IMG_0804.jpgIn fulfillment of a call by the recent General Synod of the United Church of Christ to eradicate mass incarceration, justice advocates of the church participated in an interfaith vigil Wednesday, June 15, in the nation’s capital, lifting up in prayer those people affected by the federal criminal justice system, and continuing the UCC’s push for prison sentencing reform.

“As followers of Jesus, we have to follow Jesus into the prisons and detention centers of this country. If we do, we will see the criminal just system is broken and lives are being broken,” said Sandy Sorensen, director of the UCC Washington, D.C. office. “Justice isn’t being done. It’s time to act. We need Congress to pass sentencing reform.”
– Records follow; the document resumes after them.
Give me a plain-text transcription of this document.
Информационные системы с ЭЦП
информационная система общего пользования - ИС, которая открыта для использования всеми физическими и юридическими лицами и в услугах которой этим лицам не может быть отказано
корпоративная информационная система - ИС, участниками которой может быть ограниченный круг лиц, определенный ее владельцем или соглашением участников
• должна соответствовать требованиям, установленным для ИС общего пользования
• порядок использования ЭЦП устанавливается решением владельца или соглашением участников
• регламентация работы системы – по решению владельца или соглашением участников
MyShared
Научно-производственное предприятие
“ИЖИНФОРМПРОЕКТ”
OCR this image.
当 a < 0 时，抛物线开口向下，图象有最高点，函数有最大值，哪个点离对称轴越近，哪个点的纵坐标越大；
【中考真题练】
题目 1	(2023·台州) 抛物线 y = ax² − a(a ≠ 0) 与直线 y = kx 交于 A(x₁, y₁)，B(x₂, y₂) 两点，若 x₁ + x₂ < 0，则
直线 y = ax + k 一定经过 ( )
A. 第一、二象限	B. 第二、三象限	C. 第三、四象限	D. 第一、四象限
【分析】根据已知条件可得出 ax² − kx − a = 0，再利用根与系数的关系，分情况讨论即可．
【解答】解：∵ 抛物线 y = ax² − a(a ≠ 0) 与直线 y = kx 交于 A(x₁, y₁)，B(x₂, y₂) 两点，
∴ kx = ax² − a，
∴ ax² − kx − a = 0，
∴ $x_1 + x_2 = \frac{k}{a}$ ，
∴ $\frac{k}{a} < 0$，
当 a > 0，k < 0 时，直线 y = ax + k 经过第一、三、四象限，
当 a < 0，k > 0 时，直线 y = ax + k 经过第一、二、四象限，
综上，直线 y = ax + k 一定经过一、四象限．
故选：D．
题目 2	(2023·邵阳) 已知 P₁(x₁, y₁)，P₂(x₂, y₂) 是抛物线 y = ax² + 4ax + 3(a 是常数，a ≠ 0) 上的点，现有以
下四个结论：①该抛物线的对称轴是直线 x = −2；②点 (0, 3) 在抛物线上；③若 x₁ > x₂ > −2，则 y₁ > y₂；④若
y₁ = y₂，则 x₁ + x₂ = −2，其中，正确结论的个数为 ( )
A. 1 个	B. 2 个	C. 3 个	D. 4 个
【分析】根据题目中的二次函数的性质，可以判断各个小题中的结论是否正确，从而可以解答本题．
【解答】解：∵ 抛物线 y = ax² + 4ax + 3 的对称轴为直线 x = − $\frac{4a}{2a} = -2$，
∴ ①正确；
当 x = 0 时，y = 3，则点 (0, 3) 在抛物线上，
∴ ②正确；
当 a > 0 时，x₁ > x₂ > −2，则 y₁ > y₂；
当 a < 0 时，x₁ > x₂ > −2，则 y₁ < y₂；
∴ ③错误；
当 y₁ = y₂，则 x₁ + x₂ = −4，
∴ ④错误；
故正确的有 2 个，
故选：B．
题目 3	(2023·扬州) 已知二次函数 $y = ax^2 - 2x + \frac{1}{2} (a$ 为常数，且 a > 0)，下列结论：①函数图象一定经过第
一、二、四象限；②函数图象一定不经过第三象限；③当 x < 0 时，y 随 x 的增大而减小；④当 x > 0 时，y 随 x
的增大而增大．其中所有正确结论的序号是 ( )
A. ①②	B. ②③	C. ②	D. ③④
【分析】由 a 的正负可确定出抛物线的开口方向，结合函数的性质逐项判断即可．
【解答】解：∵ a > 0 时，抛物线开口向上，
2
In 2015, the denomination’s General Synod identified mass incarceration as a critical human and civil rights issue and, through the passage of two resolutions that summer, resolved to turn the tide of institutionalized racism and economic injustice within mass incarceration.

Faith leaders from Christian, Jewish and Muslim groups spent Wednesday morning meeting with members of Congress to push sentencing reform legislation forward. Sorensen was one of seven UCC lay leaders and clergy to take part in the event outside the U.S. Capitol, which even featured a Senate Republican and Democrat.

“I do this work because I’ve had family members who have been in prison, or caught in drug sales, who have experienced the harshness of mandatory minimum sentences,” Rev. Marvin Silver, of the UCC Central Atlantic Conference. “It’s clear, based on the research, that this War on Drugs was an attack on African Americans, and it needs to be stopped now.”

Many reform advocates within the UCC, including those that were on Capitol Hill Wednesday, support the Sentencing Reform and Corrections Act, a bipartisan bill that they believe would address years of unjust and inflexible sentencing laws that mete out punishments that do not fit the crimes committed. Supporters of the bill say that mandatory minimum sentences have contributed to an overwhelming increase in the federal prison population since 1980. The bill has been ready for a vote by the Senate since October 2015, but majority leader Mitch McConnell (R-Kentucky) has yet to bring it to the floor for a vote.

The Rev. James Ross, part of the pastoral staff at First Congregational Church in Washington and also part of the Campaign for the Fair Sentencing of Youth, which advocates ending extreme sentences on children, such as life without parole, supports sending reform bills “that account for the capacity to change and reintegration in society,” he said. “We are worth more than the worst thing we’ve done.”